Safety should be the foremost consideration for any type or driving whether it’s for a Heavy Goods Vehicle (HGV) or for the occasional use of a company pool car.

All types of workers from sales staff to delivery workers can be called on to drive at some time, but regardless of how often you may drive at work the focus should always be on safety.

If your company employs more than five people there should be a published driving policy and risk assessment for staff. This should cover all the hazards faced by company drivers, the level of risk and details of the procedures for minimizing the chances of accidents happening.

The overall health and safety policy should also contain some instructions for drivers on how to stay safe and minimise the risks you may face. There may even be training or specific guidance for regular drivers.

Drivers of goods vehicles are often required to take medical tests before staring the job, while most lorry drivers are restricted by law on the number of hours they can work and the breaks they must take.

You should also make sure that your employer:

  • Conducts risk assessments.
  • Maintains and inspects the vehicle.
  • Provides a realistic schedule of journey times.
  • Consults with you about health and safety.

Other safety issues will be left up to you and it is taken for granted that you will obey all the usual traffic rules and the Highway Code. You should also be aware of the dimensions and controls of the vehicle you will use for work – this can often be very different from your own car.

Fitness and Health

This is another key area for company drivers and you must think carefully about your own fitness to drive a vehicle and how you can protect yourself from any potential health risks.

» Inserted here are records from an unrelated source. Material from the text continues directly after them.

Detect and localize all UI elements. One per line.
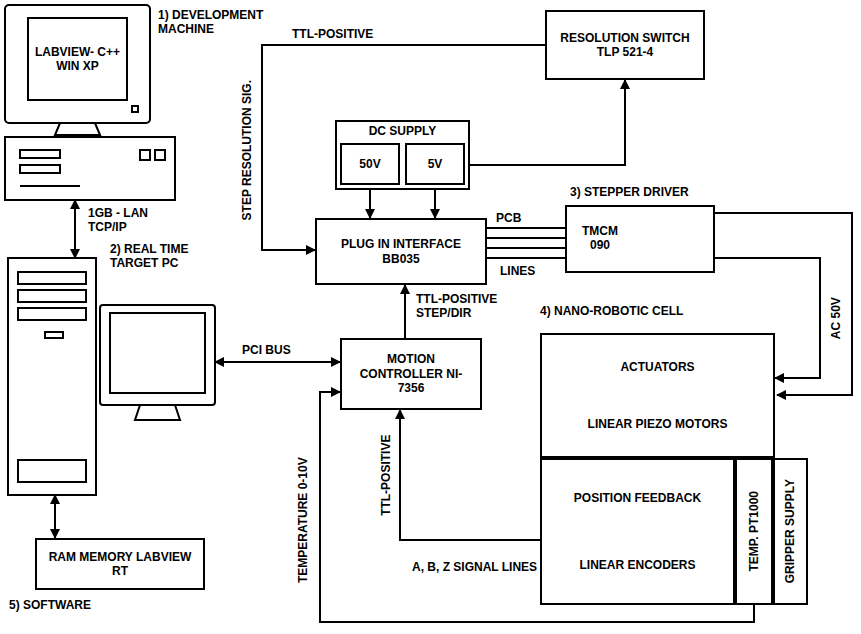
- connector: [404, 285, 406, 338]
- node-text: 5V: [428, 157, 443, 171]
- node-text: RESOLUTION SWITCH TLP 521-4: [555, 31, 695, 60]
- button: [45, 332, 63, 338]
- node-text: LINEAR ENCODERS: [579, 558, 695, 572]
- connector: [465, 80, 625, 165]
- button: [132, 106, 138, 112]
- actuator-box: ACTUATORS LINEAR PIEZO MOTORS: [540, 333, 775, 458]
- monitor: [100, 305, 215, 405]
- connector: [54, 495, 56, 538]
- switch-box: RESOLUTION SWITCH TLP 521-4: [545, 10, 705, 80]
- edge-label: TTL-POSITIVE STEP/DIR: [414, 292, 518, 321]
- edge-label: TTL-POSITIVE: [290, 27, 375, 41]
- screen: [28, 18, 127, 100]
- node-text: PLUG IN INTERFACE BB035: [325, 237, 477, 266]
- node-text: TMCM 090: [575, 224, 625, 253]
- monitor-stand: [55, 123, 100, 135]
- signal-label: STEP RESOLUTION SIG.: [240, 78, 254, 222]
- edge-label: PCI BUS: [240, 343, 293, 357]
- drive-bay: [18, 290, 86, 302]
- node-text: 5) SOFTWARE: [9, 598, 91, 612]
- edge-label: AC 50V: [829, 295, 843, 341]
- feedback-box: POSITION FEEDBACK LINEAR ENCODERS: [540, 458, 735, 605]
- signal-label: TTL-POSITIVE: [379, 433, 393, 518]
- edge-label: PCB: [494, 211, 523, 225]
- drive-bay: [20, 150, 60, 158]
- tower-case: [8, 258, 96, 495]
- node-text: 4) NANO-ROBOTIC CELL: [540, 304, 683, 318]
- node-text: TEMP. PT1000: [747, 491, 761, 571]
- drive-bay: [18, 308, 86, 320]
- node-text: ACTUATORS: [620, 360, 694, 374]
- controller-box: MOTION CONTROLLER NI-7356: [340, 338, 482, 410]
- node-text: LABVIEW- C++ WIN XP: [28, 18, 127, 100]
- connector: [487, 228, 565, 258]
- cell-group: 4) NANO-ROBOTIC CELL ACTUATORS LINEAR PIEZ…: [538, 300, 810, 610]
- connector: [320, 392, 754, 622]
- supply-box: DC SUPPLY 50V 5V: [335, 120, 470, 190]
- sensor-strip: TEMP. PT1000: [735, 458, 773, 605]
- voltage-cell: 5V: [405, 143, 465, 185]
- voltage-cell: 50V: [340, 143, 400, 185]
- desktop-case: [5, 137, 175, 200]
- connector: [215, 361, 340, 363]
- node-text: RAM MEMORY LABVIEW RT: [45, 550, 195, 579]
- edge-label: TEMPERATURE 0-10V: [296, 455, 310, 585]
- edge-label: 1GB - LAN TCP/IP: [86, 206, 168, 235]
- node-text: DC SUPPLY: [337, 124, 468, 138]
- software-box: RAM MEMORY LABVIEW RT5) SOFTWARE: [35, 538, 205, 590]
- connector: [74, 200, 76, 258]
- connector: [400, 410, 540, 540]
- node-text: MOTION CONTROLLER NI-7356: [350, 352, 472, 395]
- monitor: [5, 5, 150, 123]
- monitor-stand: [135, 405, 180, 420]
- node-text: POSITION FEEDBACK: [574, 491, 701, 505]
- button: [140, 150, 150, 160]
- drive-bay: [20, 165, 60, 173]
- supply-strip: GRIPPER SUPPLY: [773, 458, 808, 605]
- screen: [110, 313, 205, 393]
- interface-box: PLUG IN INTERFACE BB035: [315, 218, 487, 285]
- button: [155, 150, 165, 160]
- computer-node: 2) REAL TIME TARGET PC: [5, 258, 215, 495]
- edge-label: A, B, Z SIGNAL LINES: [410, 560, 539, 574]
- node-text: 50V: [359, 157, 380, 171]
- signal-label: LINES: [498, 264, 537, 278]
- node-text: GRIPPER SUPPLY: [783, 479, 797, 583]
- node-text: 2) REAL TIME TARGET PC: [110, 242, 240, 271]
- driver-box: 3) STEPPER DRIVERTMCM 090: [565, 205, 715, 273]
- vent: [18, 460, 86, 482]
- computer-node: 1) DEVELOPMENT MACHINELABVIEW- C++ WIN X…: [5, 5, 175, 200]
- case-line: [20, 185, 80, 187]
- drive-bay: [18, 272, 86, 284]
- node-text: LINEAR PIEZO MOTORS: [588, 417, 728, 431]
- node-text: 1) DEVELOPMENT MACHINE: [158, 8, 276, 37]
- node-text: 3) STEPPER DRIVER: [570, 185, 689, 199]
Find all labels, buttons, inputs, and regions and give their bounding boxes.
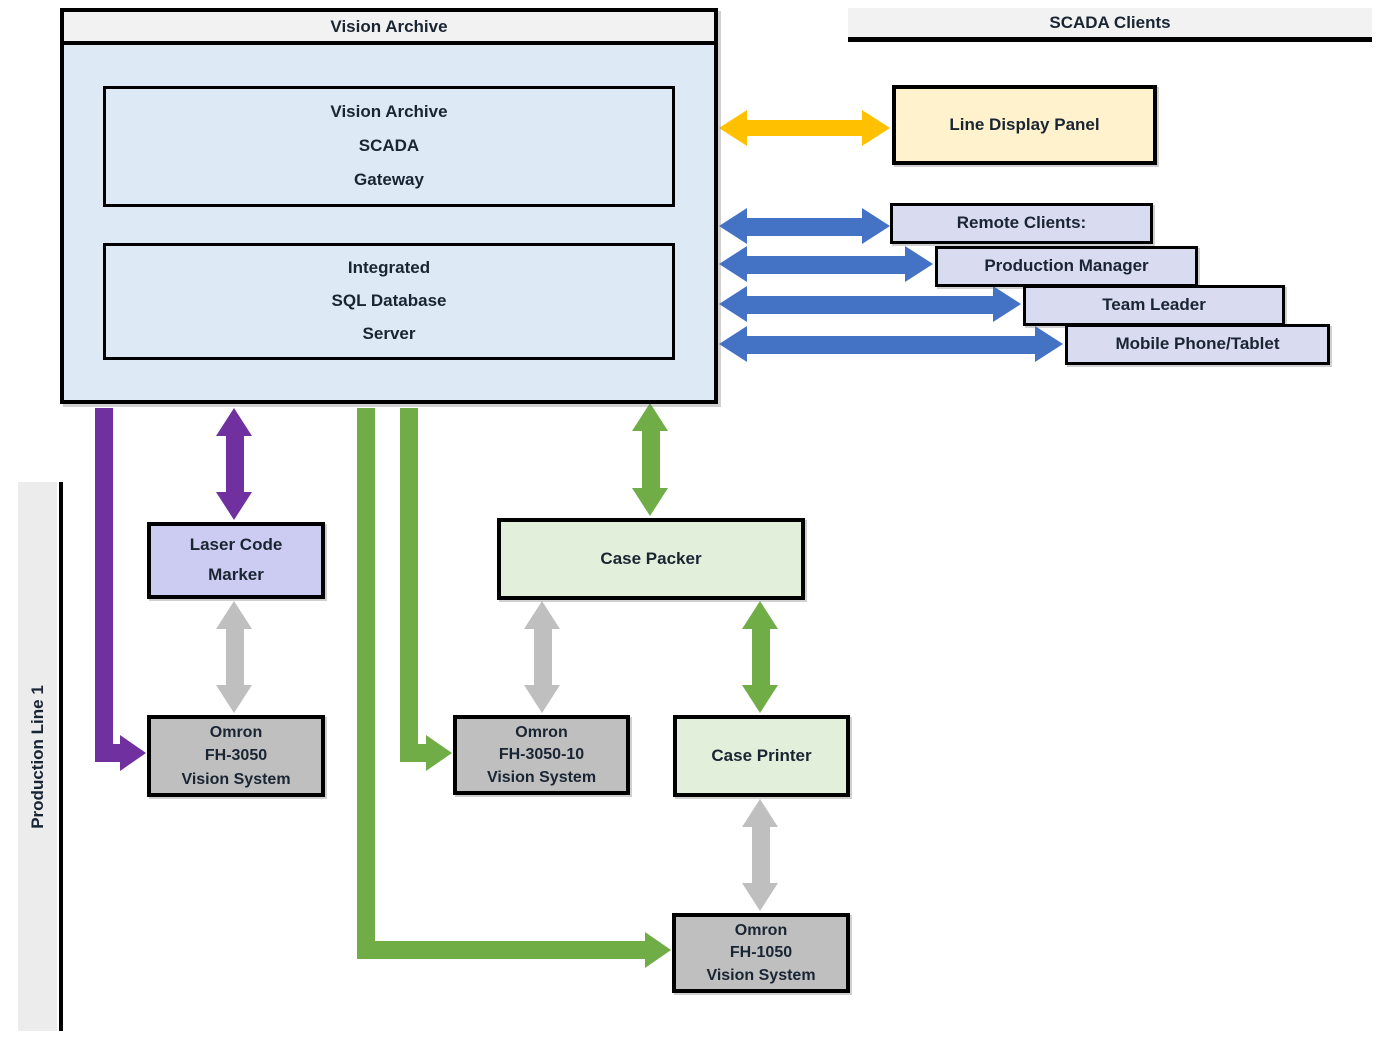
omron-fh3050-vision-system-box: Omron FH-3050 Vision System <box>147 715 325 797</box>
arrow-va-omron-fh1050-elbow <box>357 408 671 968</box>
vision-archive-title: Vision Archive <box>330 16 448 36</box>
omron-fh3050-10-line-2: FH-3050-10 <box>498 746 585 764</box>
scada-clients-title: SCADA Clients <box>1049 12 1171 32</box>
production-manager-box: Production Manager <box>935 246 1198 287</box>
gateway-line-1: Vision Archive <box>330 102 448 122</box>
database-line-3: Server <box>362 324 416 344</box>
omron-fh1050-vision-system-box: Omron FH-1050 Vision System <box>672 913 850 993</box>
production-line-1-label: Production Line 1 <box>27 684 47 829</box>
gateway-line-2: SCADA <box>358 136 420 156</box>
mobile-phone-tablet-label: Mobile Phone/Tablet <box>1115 334 1280 354</box>
line-display-panel-label: Line Display Panel <box>949 114 1100 134</box>
omron-fh1050-line-2: FH-1050 <box>729 944 793 962</box>
arrow-va-case-packer <box>632 403 668 516</box>
vision-archive-header: Vision Archive <box>64 12 714 45</box>
arrow-db-remote-clients <box>719 208 890 244</box>
remote-clients-label: Remote Clients: <box>956 213 1087 233</box>
arrow-laser-marker-omron-fh3050 <box>216 601 252 713</box>
arrow-db-mobile-phone <box>719 326 1063 362</box>
database-line-2: SQL Database <box>331 291 447 311</box>
arrow-va-laser-marker <box>216 408 252 520</box>
case-printer-label: Case Printer <box>711 745 812 765</box>
omron-fh3050-line-2: FH-3050 <box>204 747 268 765</box>
laser-code-marker-line-2: Marker <box>208 565 264 585</box>
gateway-line-3: Gateway <box>354 170 424 190</box>
line-display-panel-box: Line Display Panel <box>892 85 1157 165</box>
arrow-db-production-manager <box>719 246 933 282</box>
vision-archive-scada-gateway-box: Vision Archive SCADA Gateway <box>103 86 675 207</box>
arrow-case-packer-case-printer <box>742 601 778 713</box>
laser-code-marker-box: Laser Code Marker <box>147 522 325 599</box>
arrow-va-omron-fh3050-10-elbow <box>400 408 452 771</box>
omron-fh1050-line-1: Omron <box>734 921 788 939</box>
arrow-db-team-leader <box>719 286 1021 322</box>
omron-fh1050-line-3: Vision System <box>706 967 816 985</box>
omron-fh3050-10-line-3: Vision System <box>486 769 597 787</box>
database-line-1: Integrated <box>347 258 431 278</box>
team-leader-label: Team Leader <box>1102 295 1206 315</box>
omron-fh3050-line-3: Vision System <box>181 770 291 788</box>
omron-fh3050-10-line-1: Omron <box>515 723 568 741</box>
scada-clients-header: SCADA Clients <box>848 8 1372 42</box>
team-leader-box: Team Leader <box>1023 285 1285 326</box>
production-line-1-bar: Production Line 1 <box>18 482 57 1031</box>
case-packer-label: Case Packer <box>600 548 702 568</box>
omron-fh3050-line-1: Omron <box>209 724 263 742</box>
integrated-sql-database-server-box: Integrated SQL Database Server <box>103 243 675 360</box>
arrow-case-packer-omron-fh3050-10 <box>524 601 560 713</box>
omron-fh3050-10-vision-system-box: Omron FH-3050-10 Vision System <box>453 715 630 795</box>
arrow-gateway-line-display <box>719 110 890 146</box>
production-manager-label: Production Manager <box>984 256 1149 276</box>
case-printer-box: Case Printer <box>673 715 850 797</box>
production-line-1-bracket-line <box>59 482 63 1031</box>
remote-clients-box: Remote Clients: <box>890 203 1153 244</box>
mobile-phone-tablet-box: Mobile Phone/Tablet <box>1065 324 1330 365</box>
arrow-va-omron-fh3050-elbow <box>95 408 146 771</box>
case-packer-box: Case Packer <box>497 518 805 600</box>
arrow-case-printer-omron-fh1050 <box>742 799 778 911</box>
laser-code-marker-line-1: Laser Code <box>189 535 283 555</box>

Your employer should provide some advice about posture, seating and headrest positions as well as details on general driving comfort. Long periods of driving can cause Back Pain so you should always take regular breaks.

Fatigue and tiredness can be extremely dangerous and you should never continue driving if you feel drowsy.

You should also have regular eye tests to make sure your vision is good enough to drive on the roads. If you are taking any form of medication, make sure that it will not impair your driving or cause drowsiness.

You could face losing your licence or even imprisonment if you choose to drive under the influence of alcohol. The police have the right to test you, even if you are not involved in an accident and it can take as long as 12 hours after consuming alcohol to be fit to drive.

Accidents

If you are unfortunate enough to be involved in an accident you should always follow the correct rules for reporting it.

As well as the usual formalities your company may require you to follow a certain procedure.

Mobile Phones

It is now illegal to use a hand held mobile phone while driving, and your employer can also be found liable if you are caught during working hours.

You are allowed to make calls using a hands-free kit, although some research suggests this can still be distracting for drivers.